Leichter habe ihm gemacht, dass er selbst Grafenwöhrer ist. In den letzten Jahren sei dieser Heimvorteil kleiner geworden. "Die Bevölkerung hat sich gewandelt, viele von außerhalb sind hergezogen." Die meisten Neubürger seien brave Bürger, das ist Placzek wichtig. "Aber das Vertrauensverhältnis geht verloren." Auch er sei für sie ein Fremder, an den man sich nicht so einfach wendet.

Das ändert aber nichts daran, dass die Grafenwöhrer sich in ihrer Stadt sicher fühlen können, sagt Placzek. Den schlechten Ruf wegen des Truppenübungsplatzes habe die Stadt zu unrecht. "Hier lebt man genau so sicher, wie anderswo." Seit die 172. Brigade abgezogen ist, sei es noch etwas ruhiger geworden. Viel könne er dazu aber nicht sagen, dass sei Aufgabe der US-Militärpolizei und der Beamten der Eschenbacher Polizeiinspektion.

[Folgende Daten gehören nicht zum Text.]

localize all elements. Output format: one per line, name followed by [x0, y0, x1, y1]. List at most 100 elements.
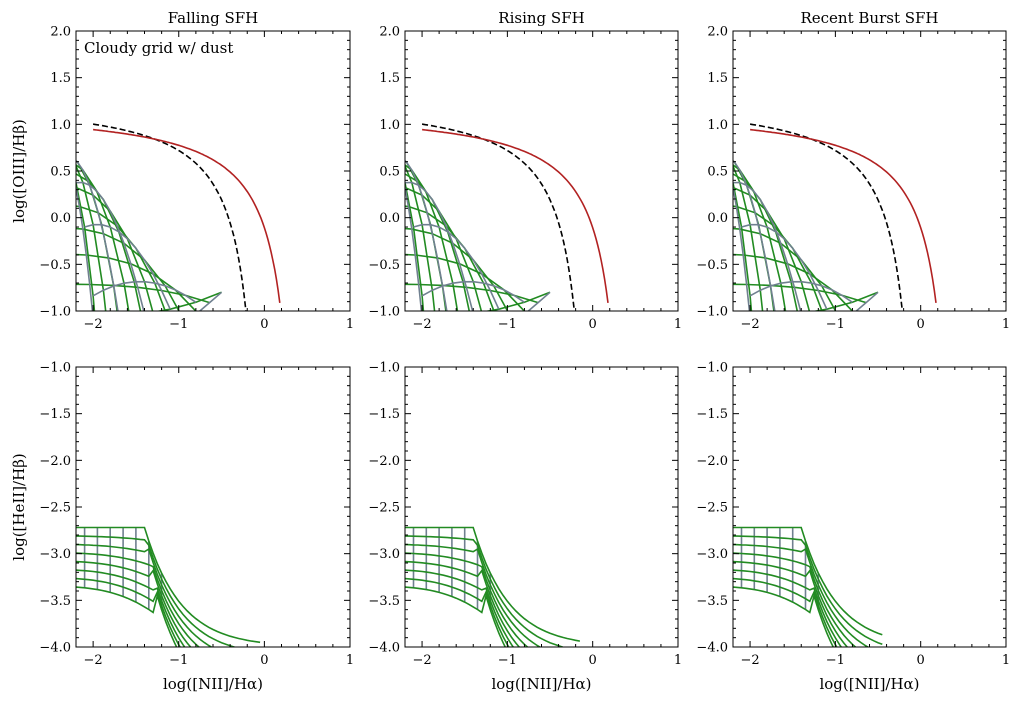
axes-frame — [404, 366, 679, 648]
x-tick-label: −1 — [826, 653, 845, 668]
kauffmann-line — [92, 123, 247, 311]
grid-line-metallicity — [733, 577, 838, 647]
y-tick-label: −1.0 — [39, 361, 71, 376]
y-tick-label: −3.5 — [39, 594, 71, 609]
kauffmann-line — [749, 123, 904, 311]
y-tick-label: −3.0 — [39, 547, 71, 562]
x-tick-label: −2 — [740, 653, 759, 668]
grid-line-ionization — [733, 183, 751, 311]
x-tick-label: −2 — [412, 653, 431, 668]
panel-3: −2 −1 0 1 −1.0 −0.5 0.0 0.5 1.0 1.5 2.0 Recent Burs… — [696, 9, 1010, 332]
grid-line-metallicity — [405, 164, 459, 311]
y-tick-label: −1.0 — [368, 361, 400, 376]
kewley-line — [750, 128, 937, 304]
x-tick-label: −1 — [498, 653, 517, 668]
y-tick-label: −1.5 — [696, 407, 728, 422]
y-tick-label: −1.5 — [39, 407, 71, 422]
y-tick-label: 1.5 — [707, 71, 728, 86]
axes-frame — [75, 30, 351, 312]
plot-area — [733, 123, 937, 311]
y-tick-label: 1.5 — [379, 71, 400, 86]
panel-4: −2 −1 0 1 −4.0 −3.5 −3.0 −2.5 −2.0 −1.5 −1.0 log([N… — [10, 361, 354, 694]
y-tick-label: −4.0 — [39, 641, 71, 656]
y-tick-label: −0.5 — [39, 258, 71, 273]
panel-title: Recent Burst SFH — [800, 9, 938, 27]
panel-title: Falling SFH — [168, 9, 259, 27]
plot-area — [76, 123, 281, 311]
grid-line-ionization — [405, 181, 474, 311]
grid-line-metallicity — [76, 535, 238, 647]
x-tick-label: −1 — [498, 317, 517, 332]
x-tick-label: 1 — [346, 317, 354, 332]
x-tick-label: 1 — [1002, 653, 1010, 668]
x-tick-label: −1 — [826, 317, 845, 332]
grid-line-ionization — [84, 223, 171, 310]
y-tick-label: −1.0 — [696, 305, 728, 320]
y-tick-label: 0.0 — [379, 211, 400, 226]
panel-title: Rising SFH — [498, 9, 584, 27]
x-axis-label: log([NII]/Hα) — [819, 675, 919, 693]
grid-line-metallicity — [733, 205, 823, 311]
grid-line-metallicity — [405, 552, 529, 647]
x-tick-label: 0 — [917, 317, 925, 332]
y-tick-label: 0.5 — [379, 165, 400, 180]
grid-line-ionization — [405, 183, 423, 311]
y-tick-label: −1.0 — [39, 305, 71, 320]
y-tick-label: 0.0 — [707, 211, 728, 226]
panel-2: −2 −1 0 1 −1.0 −0.5 0.0 0.5 1.0 1.5 2.0 Rising SFH — [368, 9, 682, 332]
grid-line-metallicity — [76, 227, 180, 311]
grid-line-metallicity — [733, 586, 835, 647]
grid-line-metallicity — [733, 526, 883, 636]
panel-5: −2 −1 0 1 −4.0 −3.5 −3.0 −2.5 −2.0 −1.5 −1.0 log([N… — [368, 361, 682, 694]
grid-line-ionization — [855, 291, 879, 311]
y-tick-label: 1.5 — [50, 71, 71, 86]
x-tick-label: −2 — [84, 653, 103, 668]
grid-line-metallicity — [405, 569, 515, 647]
grid-line-metallicity — [76, 164, 107, 311]
grid-line-metallicity — [405, 205, 495, 311]
grid-line-ionization — [405, 159, 448, 311]
y-tick-label: 2.0 — [707, 25, 728, 40]
panel-annotation: Cloudy grid w/ dust — [84, 39, 233, 57]
y-tick-label: −4.0 — [696, 641, 728, 656]
y-tick-label: −3.0 — [368, 547, 400, 562]
grid-line-metallicity — [733, 283, 867, 304]
grid-line-metallicity — [405, 535, 566, 647]
y-tick-label: −2.0 — [39, 454, 71, 469]
y-axis-label: log([HeII]/Hβ) — [10, 453, 28, 560]
x-tick-label: 0 — [260, 317, 268, 332]
y-tick-label: −4.0 — [368, 641, 400, 656]
y-tick-label: −1.0 — [696, 361, 728, 376]
kauffmann-line — [421, 123, 576, 311]
x-tick-label: −2 — [740, 317, 759, 332]
grid-line-metallicity — [76, 186, 154, 311]
grid-line-ionization — [198, 291, 223, 311]
y-tick-label: 1.0 — [707, 118, 728, 133]
grid-line-ionization — [413, 223, 500, 310]
kewley-line — [422, 128, 609, 304]
x-axis-label: log([NII]/Hα) — [491, 675, 591, 693]
grid-line-metallicity — [76, 586, 178, 647]
plot-area — [405, 123, 609, 311]
x-tick-label: −1 — [169, 317, 188, 332]
y-tick-label: 0.5 — [707, 165, 728, 180]
grid-line-metallicity — [76, 205, 167, 311]
x-tick-label: −1 — [169, 653, 188, 668]
axes-frame — [75, 366, 351, 648]
grid-line-ionization — [76, 181, 145, 311]
y-tick-label: −2.5 — [368, 501, 400, 516]
axes-frame — [732, 366, 1007, 648]
y-tick-label: −2.0 — [368, 454, 400, 469]
y-tick-label: −1.0 — [368, 305, 400, 320]
x-axis-label: log([NII]/Hα) — [163, 675, 263, 693]
x-tick-label: 1 — [674, 317, 682, 332]
grid-line-metallicity — [155, 291, 222, 311]
grid-line-metallicity — [483, 291, 551, 311]
grid-line-metallicity — [733, 227, 837, 311]
x-tick-label: 0 — [917, 653, 925, 668]
grid-line-metallicity — [733, 569, 843, 647]
y-tick-label: −0.5 — [696, 258, 728, 273]
grid-line-metallicity — [405, 186, 483, 311]
plot-area — [405, 526, 581, 647]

Künftig hat er mit diesen Themen noch weniger zu tun, vor Langeweile habe er aber keine Angst. Zum einen gebe es da den kleinen Samuel. Der acht Monate alte Buben seines Sohns soll künftig noch mehr vom Opa haben. Dann sorgen Haus und Garten dafür, dass die Arbeit nicht aus geht. Und außerdem hat sich Placzek Reisen mit seiner Monika vorgenommen. "Verreist sind wir schon immer gerne. Das soll auch künftig so bleiben."